Neoramia margaretae
- Conservation status: Naturally Uncommon (NZ TCS)

Scientific classification
- Kingdom: Animalia
- Phylum: Arthropoda
- Subphylum: Chelicerata
- Class: Arachnida
- Order: Araneae
- Infraorder: Araneomorphae
- Family: Stiphidiidae
- Genus: Neoramia
- Species: N. margaretae
- Binomial name: Neoramia margaretae Forster & Wilton, 1973

= Neoramia margaretae =

- Authority: Forster & Wilton, 1973
- Conservation status: NU

Species of spider

Neoramia margaretae is a species of Stiphidiidae that is endemic to New Zealand.

==Taxonomy==
This species was described in 1973 by Ray Forster and Cecil Wilton from male and female specimens.
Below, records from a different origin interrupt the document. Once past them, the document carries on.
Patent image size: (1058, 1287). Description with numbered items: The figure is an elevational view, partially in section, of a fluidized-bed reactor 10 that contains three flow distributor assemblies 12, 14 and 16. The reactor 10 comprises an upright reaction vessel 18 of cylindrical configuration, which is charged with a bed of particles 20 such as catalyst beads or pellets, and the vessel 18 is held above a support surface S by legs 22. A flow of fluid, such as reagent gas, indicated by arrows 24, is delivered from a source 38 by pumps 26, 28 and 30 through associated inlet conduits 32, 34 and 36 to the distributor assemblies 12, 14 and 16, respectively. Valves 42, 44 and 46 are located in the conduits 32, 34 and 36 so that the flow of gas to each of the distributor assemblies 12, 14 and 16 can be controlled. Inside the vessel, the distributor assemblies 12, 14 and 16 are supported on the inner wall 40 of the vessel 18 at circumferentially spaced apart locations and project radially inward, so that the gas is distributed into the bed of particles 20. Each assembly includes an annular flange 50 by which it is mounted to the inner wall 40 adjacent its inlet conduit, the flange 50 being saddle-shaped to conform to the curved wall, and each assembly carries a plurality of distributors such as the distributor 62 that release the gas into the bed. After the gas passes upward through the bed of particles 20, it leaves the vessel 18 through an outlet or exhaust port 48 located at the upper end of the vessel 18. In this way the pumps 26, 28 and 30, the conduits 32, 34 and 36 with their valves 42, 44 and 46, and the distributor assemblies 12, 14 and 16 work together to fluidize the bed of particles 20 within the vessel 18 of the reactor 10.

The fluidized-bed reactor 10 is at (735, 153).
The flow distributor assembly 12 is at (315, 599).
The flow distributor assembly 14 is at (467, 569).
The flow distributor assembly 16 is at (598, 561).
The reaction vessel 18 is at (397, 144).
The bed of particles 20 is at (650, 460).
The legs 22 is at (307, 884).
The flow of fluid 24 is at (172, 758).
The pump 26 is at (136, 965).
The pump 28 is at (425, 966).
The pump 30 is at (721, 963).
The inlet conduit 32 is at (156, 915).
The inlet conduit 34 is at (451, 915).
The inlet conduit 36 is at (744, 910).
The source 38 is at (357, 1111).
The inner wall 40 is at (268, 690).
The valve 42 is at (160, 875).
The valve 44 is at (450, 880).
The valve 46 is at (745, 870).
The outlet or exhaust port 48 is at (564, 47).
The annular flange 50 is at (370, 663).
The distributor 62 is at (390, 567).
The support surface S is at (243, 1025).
The holotype is stored in Otago Museum.

==Description==
The male is recorded at 4.4mm in length whereas the female is 10mm. The cephalothorax is coloured pale yellowish orange and is darker anteriorly. The legs have dark bands. The abdomen is dark with a pattern dorsally.

==Distribution==
This species is only known from Open Bay Island in Westland, New Zealand.

==Conservation status==
Under the New Zealand Threat Classification System, this species is listed as "Naturally Uncommon" with the qualifiers of "Island Endemic" and "One Location".